Starburst galaxies generate so much starlight that they should outshine our Galaxy hundreds to thousands of times over, but the enormous quantities of gas fueling them also contain large quantities of dust as a result of the frantic star formation. The dust absorbs much of the visible light, meaning that many of them look quite insignificant in that part of the spectrum.
However, the dust is warmed by the surrounding hot stars and re-emits the energy at far-infrared wavelengths. Using ESA's infrared Herschel space observatory, astronomers measured the temperature and brightness of thousands of dusty galaxies. From these, their star-formation rate could be then calculated.
"Starburst galaxies are the brightest galaxies in the Universe and contribute significantly to cosmic star formation, so it's important to study them in detail and understand their properties," says Dr Caitlin Casey of the University of Hawai'i, lead author of the papers discussing the results in the Astrophysical Journal.
"Some of the galaxies found in this new survey have star-formation rates equivalent to the birth of several thousand solar-mass stars per year, constituting some of the brightest infrared galaxies yet discovered."
To provide context to the observations and understand how star formation has changed over the Universe's 13.7 billion year history, the distances to the galaxies were also needed.
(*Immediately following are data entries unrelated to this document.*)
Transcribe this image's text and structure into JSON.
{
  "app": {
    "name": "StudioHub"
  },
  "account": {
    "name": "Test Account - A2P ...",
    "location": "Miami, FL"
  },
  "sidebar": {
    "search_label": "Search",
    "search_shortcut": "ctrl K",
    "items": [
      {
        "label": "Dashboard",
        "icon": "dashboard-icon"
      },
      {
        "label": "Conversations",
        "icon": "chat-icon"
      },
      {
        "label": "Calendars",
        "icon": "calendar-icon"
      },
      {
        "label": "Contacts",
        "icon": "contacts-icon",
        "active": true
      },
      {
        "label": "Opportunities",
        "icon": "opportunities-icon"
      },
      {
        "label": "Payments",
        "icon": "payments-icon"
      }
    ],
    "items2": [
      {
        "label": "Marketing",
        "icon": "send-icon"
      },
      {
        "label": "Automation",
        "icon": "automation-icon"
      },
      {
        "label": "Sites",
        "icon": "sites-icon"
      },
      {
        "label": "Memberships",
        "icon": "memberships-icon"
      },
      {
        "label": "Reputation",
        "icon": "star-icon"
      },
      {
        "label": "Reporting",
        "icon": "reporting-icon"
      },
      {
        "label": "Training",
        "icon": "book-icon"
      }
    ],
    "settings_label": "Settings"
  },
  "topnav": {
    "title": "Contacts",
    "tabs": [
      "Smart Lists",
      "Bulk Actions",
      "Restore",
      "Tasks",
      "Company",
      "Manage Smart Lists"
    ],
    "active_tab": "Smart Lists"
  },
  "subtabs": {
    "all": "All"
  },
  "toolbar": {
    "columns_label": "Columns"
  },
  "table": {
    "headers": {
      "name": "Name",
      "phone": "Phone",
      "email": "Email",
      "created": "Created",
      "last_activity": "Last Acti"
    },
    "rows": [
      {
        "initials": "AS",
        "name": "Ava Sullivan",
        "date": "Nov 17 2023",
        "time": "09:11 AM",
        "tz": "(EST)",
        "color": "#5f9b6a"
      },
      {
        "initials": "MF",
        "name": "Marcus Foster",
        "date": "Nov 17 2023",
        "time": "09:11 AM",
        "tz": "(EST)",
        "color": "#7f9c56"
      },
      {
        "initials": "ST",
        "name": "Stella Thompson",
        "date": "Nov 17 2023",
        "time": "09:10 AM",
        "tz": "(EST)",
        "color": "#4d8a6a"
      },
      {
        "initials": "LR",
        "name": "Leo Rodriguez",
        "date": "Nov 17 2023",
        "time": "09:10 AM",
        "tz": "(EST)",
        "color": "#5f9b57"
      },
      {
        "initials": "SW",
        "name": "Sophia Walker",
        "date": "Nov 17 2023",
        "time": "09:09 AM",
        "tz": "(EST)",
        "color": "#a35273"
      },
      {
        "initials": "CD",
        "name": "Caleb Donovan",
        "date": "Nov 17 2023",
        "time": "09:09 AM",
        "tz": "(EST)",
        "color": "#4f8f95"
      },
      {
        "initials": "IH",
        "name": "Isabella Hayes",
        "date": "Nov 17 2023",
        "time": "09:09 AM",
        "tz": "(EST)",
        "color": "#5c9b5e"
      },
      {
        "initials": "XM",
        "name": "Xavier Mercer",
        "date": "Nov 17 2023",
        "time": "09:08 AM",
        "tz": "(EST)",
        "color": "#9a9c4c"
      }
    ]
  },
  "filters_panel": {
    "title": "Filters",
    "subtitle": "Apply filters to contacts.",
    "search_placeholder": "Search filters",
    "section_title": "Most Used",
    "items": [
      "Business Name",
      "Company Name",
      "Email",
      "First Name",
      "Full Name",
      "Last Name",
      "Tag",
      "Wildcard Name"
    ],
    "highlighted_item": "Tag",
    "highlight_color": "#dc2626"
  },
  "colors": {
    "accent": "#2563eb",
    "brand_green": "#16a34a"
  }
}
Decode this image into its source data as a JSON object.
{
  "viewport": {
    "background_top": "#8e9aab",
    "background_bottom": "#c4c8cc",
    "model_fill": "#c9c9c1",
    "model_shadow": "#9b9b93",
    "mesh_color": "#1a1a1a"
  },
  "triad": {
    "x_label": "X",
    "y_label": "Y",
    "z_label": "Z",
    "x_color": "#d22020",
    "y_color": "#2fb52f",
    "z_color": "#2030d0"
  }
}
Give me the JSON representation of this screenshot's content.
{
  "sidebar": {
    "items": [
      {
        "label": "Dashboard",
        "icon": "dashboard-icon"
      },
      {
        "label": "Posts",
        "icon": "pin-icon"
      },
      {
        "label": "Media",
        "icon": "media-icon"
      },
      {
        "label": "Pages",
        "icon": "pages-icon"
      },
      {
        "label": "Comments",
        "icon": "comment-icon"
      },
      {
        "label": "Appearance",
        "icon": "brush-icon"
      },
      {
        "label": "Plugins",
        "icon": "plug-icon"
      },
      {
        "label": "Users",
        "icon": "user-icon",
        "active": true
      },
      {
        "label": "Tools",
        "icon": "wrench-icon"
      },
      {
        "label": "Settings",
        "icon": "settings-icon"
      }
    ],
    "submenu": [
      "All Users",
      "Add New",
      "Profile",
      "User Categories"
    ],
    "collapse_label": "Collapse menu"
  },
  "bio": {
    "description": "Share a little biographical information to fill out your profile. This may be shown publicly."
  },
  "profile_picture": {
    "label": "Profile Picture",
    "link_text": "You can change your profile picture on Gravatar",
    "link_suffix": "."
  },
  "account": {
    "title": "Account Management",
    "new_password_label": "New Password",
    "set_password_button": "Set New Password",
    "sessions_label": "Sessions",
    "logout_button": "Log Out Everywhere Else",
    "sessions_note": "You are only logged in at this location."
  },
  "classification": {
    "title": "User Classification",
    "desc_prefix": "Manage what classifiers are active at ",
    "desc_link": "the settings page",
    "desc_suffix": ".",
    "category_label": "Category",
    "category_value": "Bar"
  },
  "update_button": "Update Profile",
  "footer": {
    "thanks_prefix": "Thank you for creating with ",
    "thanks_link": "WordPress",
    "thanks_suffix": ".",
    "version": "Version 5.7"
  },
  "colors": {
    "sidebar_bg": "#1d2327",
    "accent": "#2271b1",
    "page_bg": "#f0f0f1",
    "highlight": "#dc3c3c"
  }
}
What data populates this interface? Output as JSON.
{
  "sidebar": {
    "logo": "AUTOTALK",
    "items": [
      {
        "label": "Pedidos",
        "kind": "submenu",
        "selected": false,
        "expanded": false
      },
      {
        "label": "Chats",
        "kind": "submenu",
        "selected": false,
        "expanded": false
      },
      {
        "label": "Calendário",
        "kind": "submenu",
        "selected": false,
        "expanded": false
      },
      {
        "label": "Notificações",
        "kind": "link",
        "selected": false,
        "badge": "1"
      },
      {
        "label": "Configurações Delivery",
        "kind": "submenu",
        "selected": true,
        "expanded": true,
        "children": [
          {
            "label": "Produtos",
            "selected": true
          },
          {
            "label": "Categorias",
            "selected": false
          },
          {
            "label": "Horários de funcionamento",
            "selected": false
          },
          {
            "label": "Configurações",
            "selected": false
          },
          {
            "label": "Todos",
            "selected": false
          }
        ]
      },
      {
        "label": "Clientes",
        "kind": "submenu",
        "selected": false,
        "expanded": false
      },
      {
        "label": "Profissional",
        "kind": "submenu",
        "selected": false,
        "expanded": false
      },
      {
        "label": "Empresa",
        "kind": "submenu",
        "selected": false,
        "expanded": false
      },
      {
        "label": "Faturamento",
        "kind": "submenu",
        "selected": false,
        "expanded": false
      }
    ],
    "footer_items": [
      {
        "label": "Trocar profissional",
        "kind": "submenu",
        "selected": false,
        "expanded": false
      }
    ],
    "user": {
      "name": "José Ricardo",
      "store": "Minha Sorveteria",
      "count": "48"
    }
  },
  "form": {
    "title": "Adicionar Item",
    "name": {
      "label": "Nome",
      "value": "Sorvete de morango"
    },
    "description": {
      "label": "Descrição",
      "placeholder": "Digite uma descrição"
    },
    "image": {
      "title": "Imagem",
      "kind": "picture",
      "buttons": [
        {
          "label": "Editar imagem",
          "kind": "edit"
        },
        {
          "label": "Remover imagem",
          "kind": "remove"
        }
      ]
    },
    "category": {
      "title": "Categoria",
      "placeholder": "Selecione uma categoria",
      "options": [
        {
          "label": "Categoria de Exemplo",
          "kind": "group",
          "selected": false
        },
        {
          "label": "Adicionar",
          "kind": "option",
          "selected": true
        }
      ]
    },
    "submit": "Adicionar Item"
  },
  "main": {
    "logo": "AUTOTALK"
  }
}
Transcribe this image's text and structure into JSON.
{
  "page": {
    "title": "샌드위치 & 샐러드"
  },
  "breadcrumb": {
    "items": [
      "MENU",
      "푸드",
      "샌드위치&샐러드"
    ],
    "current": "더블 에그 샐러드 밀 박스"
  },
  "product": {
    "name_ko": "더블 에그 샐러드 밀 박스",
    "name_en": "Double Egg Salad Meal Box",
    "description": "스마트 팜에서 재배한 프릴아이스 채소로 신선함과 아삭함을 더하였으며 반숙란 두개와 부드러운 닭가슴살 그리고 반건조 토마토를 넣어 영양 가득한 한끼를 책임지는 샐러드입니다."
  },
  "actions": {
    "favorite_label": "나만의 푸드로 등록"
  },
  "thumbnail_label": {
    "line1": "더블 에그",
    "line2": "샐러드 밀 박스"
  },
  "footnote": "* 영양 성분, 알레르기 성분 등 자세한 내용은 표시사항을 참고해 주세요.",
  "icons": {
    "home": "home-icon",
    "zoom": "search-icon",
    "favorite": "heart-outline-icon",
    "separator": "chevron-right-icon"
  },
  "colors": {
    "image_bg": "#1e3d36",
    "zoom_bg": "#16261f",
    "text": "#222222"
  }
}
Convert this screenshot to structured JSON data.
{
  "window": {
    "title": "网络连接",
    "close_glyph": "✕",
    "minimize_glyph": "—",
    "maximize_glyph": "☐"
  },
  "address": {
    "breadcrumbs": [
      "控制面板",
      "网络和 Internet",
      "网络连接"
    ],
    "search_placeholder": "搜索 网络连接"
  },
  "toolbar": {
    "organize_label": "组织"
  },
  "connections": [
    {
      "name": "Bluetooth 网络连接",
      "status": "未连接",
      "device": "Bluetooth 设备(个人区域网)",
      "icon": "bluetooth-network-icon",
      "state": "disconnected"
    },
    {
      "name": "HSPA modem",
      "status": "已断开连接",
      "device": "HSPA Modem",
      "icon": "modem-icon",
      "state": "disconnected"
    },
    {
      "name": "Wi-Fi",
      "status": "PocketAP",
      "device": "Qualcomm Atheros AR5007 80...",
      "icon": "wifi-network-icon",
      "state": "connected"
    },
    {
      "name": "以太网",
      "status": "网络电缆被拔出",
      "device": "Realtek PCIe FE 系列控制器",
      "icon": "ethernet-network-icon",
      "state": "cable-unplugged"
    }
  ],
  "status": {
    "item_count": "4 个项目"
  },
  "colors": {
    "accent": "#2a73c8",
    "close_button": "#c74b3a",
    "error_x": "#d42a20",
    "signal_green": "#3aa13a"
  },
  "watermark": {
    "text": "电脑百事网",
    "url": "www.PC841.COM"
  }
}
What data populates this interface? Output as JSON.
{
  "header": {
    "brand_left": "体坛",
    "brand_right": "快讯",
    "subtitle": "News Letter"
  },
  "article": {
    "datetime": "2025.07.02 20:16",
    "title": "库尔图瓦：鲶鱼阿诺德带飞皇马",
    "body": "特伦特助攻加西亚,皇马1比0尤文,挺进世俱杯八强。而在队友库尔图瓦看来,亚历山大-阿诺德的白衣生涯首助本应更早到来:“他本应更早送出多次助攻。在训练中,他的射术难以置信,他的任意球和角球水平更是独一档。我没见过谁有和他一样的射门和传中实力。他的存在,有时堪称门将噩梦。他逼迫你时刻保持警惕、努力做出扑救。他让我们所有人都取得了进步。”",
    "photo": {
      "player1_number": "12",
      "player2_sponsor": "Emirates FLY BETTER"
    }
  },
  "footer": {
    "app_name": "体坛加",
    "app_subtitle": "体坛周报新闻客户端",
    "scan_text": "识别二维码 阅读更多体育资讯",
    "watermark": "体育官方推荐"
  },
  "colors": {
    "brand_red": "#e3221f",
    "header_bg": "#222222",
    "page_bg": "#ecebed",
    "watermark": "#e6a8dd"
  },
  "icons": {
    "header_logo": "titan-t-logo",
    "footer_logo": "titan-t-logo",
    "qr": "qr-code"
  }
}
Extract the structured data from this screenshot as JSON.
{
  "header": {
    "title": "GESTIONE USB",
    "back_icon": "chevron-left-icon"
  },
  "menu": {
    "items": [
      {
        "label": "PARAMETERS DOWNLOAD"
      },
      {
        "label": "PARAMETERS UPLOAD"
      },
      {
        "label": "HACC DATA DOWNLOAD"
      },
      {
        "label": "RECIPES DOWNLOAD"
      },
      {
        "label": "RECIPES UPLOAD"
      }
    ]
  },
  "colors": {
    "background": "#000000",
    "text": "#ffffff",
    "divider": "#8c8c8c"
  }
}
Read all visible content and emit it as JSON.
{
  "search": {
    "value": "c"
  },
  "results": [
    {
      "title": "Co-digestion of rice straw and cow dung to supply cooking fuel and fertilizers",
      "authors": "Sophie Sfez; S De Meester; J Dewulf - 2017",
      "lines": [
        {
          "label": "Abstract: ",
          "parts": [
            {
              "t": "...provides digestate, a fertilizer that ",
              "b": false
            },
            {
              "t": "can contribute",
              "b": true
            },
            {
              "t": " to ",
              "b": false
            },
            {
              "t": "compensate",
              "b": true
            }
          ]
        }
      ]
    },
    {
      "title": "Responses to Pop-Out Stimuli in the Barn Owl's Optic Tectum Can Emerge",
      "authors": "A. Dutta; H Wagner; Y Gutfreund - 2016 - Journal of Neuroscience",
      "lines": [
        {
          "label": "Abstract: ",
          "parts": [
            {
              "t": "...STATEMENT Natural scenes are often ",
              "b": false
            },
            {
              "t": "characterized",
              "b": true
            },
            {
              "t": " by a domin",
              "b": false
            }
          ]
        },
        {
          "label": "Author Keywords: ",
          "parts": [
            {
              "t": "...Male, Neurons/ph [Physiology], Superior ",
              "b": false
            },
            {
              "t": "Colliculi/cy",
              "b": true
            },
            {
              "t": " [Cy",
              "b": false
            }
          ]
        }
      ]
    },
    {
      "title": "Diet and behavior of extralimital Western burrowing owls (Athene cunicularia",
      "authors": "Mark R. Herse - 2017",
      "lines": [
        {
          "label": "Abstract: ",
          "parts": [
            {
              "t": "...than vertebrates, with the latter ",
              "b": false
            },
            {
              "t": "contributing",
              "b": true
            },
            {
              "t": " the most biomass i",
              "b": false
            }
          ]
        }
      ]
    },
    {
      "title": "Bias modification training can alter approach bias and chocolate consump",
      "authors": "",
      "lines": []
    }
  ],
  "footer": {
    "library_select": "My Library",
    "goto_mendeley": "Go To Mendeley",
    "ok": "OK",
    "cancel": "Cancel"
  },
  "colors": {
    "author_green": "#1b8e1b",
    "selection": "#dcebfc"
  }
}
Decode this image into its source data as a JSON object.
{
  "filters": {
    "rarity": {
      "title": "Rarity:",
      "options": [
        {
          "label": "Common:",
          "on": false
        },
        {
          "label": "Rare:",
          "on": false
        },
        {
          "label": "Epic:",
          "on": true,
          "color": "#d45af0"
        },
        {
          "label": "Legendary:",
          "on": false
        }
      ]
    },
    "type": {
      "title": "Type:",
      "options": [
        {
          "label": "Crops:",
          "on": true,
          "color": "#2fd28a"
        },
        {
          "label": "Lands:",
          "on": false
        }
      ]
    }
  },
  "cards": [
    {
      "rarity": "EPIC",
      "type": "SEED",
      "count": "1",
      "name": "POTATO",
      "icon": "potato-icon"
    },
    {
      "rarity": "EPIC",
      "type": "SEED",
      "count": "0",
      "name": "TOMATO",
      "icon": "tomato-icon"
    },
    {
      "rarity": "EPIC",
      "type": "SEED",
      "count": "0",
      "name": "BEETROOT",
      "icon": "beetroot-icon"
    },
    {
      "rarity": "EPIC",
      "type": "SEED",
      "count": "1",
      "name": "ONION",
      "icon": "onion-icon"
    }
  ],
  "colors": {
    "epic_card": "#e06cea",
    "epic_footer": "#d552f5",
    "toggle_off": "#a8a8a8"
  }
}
With Herschel signposting the way, Dr Casey's team used spectrometers on the twin 10-metre W.M. Keck telescopes on Mauna Kea, Hawai'i, and obtained the redshifts of 767 of the starburst galaxies.
Redshifts provide astronomers with a measure of how long the light from each galaxy has travelled across the Universe, which, in turn, indicates when in cosmic history the light from each galaxy was emitted.
For most of the galaxies it was found that the light has been travelling towards us for 10 billion years or less.
About 5% of the galaxies are at even greater redshifts: their light was emitted when the Universe was only 1–3 billion years old.
"The Herschel data tell us how fiercely and prolifically these galaxies are producing stars," says Seb Oliver from University of Sussex, UK, and Principal Investigator for the HerMES Key Programme, within which the data have been collected.
"Combining this information with the distances provided by the Keck data, we can uncover the contribution of the starburst galaxies to the total amount of stars produced across the history of the Universe."
How such large numbers of starburst galaxies formed during the first few billions of years of the Universe's existence poses a vital problem for galaxy formation and evolution studies.
One leading theory proposes that a collision between two young galaxies could have sparked an intense short-lived phase of star formation.
Another theory speculates that, when the Universe was young, individual galaxies had much more gas available to them to feed from, enabling higher rates of star formation without the need of collisions.
"It's a hotly debated topic that requires details on the shape and rotation of the galaxies before it can be resolved," adds Dr Casey.
"Before Herschel, the largest similar survey of distant starbursts involved only 73 galaxies – we've improved on that by over a factor of ten in this combined survey with Keck to determine the characteristics of this important galaxy population," adds Göran Pilbratt, ESA's Herschel project scientist.